Korean J Dermatol.  2022 Jun;60(5):298-306.

A Study Analyzing the Results of Online Questionnaires Regarding Perceptions and Behavior Regarding Dermatological Drugs

  • 1Department of Dermatology, Nowon Eulji Medical Center, Eulji University, Seoul, Korea
  • 2Department of Dermatology, National Medical Center, Seoul, Korea
  • 3Department of Dermatology, Ajou University School of Medicine, Suwon, Korea
  • 4Department of Dermatology, SMG-SNU Boramae Medical Center, Seoul, Korea
  • 5Department of Dermatology, Konkuk University School of Medicine, Seoul, Korea


Rapid social media development has led to excessive medical misinformation. In this regard, the field of dermatology is no exception. There is persistent prejudice against dermatological drugs, and many patients hesitate to take them.
We aimed to resolve the misconception that dermatological drugs are harmful, by analyzing the results of online surveys regarding the public behavior and perception of dermatological drugs.
We analyzed the results of an online survey conducted by a research institution.
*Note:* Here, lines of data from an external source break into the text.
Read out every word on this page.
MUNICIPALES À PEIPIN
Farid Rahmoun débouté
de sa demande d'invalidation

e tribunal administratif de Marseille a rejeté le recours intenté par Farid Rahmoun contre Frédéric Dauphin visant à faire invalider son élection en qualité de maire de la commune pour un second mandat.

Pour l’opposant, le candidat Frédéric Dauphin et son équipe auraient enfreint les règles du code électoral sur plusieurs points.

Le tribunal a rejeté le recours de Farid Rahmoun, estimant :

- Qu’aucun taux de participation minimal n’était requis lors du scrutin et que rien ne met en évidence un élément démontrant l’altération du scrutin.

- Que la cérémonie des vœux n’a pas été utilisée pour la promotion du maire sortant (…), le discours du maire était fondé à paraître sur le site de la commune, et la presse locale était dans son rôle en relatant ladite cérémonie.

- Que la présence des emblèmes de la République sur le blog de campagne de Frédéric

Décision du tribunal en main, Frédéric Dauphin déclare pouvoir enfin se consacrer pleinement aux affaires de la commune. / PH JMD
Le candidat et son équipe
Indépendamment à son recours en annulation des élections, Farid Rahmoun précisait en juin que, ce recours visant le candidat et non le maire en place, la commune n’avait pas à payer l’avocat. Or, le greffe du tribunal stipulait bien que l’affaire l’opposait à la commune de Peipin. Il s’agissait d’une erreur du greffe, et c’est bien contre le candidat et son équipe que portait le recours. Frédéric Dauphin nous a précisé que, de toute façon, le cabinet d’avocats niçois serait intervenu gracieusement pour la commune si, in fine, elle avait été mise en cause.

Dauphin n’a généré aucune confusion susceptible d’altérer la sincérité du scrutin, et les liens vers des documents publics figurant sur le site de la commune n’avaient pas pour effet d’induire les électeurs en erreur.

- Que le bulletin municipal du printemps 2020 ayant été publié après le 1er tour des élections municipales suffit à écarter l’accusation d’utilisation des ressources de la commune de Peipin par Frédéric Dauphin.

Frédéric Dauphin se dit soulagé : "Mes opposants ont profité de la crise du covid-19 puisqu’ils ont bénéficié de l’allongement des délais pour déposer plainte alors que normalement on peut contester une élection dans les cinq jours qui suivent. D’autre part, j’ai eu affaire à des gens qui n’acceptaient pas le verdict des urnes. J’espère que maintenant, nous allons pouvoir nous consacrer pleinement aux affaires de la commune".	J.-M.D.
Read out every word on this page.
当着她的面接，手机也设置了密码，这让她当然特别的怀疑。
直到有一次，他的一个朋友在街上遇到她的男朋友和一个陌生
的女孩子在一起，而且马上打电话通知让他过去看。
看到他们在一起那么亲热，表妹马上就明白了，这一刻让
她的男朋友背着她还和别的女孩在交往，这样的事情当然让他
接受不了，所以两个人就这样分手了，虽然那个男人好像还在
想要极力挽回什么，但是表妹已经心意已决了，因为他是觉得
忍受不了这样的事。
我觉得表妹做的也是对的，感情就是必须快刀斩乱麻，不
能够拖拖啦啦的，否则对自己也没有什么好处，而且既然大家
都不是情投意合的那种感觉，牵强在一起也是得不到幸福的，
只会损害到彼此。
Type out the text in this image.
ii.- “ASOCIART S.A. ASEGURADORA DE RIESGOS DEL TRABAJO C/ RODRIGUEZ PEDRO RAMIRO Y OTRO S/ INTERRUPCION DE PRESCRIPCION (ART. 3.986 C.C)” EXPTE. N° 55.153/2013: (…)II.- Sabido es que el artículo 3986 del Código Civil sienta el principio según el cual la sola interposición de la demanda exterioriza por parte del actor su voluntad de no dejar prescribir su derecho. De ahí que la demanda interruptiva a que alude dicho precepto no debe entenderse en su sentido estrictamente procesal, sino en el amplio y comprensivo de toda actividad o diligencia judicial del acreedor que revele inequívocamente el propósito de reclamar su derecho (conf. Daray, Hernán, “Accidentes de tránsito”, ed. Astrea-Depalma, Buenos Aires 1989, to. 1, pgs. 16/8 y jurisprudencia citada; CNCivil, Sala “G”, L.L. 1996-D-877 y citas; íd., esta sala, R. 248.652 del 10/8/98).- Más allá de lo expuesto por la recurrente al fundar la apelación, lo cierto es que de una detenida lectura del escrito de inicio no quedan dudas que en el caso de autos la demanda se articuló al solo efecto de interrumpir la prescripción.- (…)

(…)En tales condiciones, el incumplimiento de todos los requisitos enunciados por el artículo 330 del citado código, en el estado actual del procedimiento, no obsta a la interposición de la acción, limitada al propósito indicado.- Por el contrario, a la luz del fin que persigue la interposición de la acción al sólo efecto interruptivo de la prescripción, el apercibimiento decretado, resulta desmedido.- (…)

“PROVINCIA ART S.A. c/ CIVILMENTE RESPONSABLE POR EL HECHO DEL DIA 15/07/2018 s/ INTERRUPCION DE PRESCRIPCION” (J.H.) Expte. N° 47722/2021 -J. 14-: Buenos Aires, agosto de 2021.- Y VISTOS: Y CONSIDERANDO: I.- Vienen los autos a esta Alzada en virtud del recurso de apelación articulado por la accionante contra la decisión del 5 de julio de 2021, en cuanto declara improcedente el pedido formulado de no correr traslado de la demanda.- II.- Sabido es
The survey, which had been conducted between September 2020 and October 2020, included 900 online participants aged 10 to 69 years who had taken dermatological drugs. The online questionnaire consisted of items regarding patients’ behavior in relation to skin diseases and taking dermatological drugs, and their perception of dermatological drugs.
The main reasons for withdrawal of dermatological drugs were concerns regarding the burden of long-term use and side effects. Except for that provided by physicians, most information regarding dermatological drugs was obtained online. The most commonly reported adverse reaction was heartburn, followed by dryness, and thirst. The proportion of responders who considered dermatological drugs to be harmful was 56.1%. To address this misconception, most respondents suggested that detailed explanations of the prescribed drugs should be provided by a dermatologist, as well as vigorous communication via online media, medical papers, and educational campaigns.
Addressing misconceptions through detailed explanations and active communication can improve patient compliance, and ultimately, the general public’s skin health.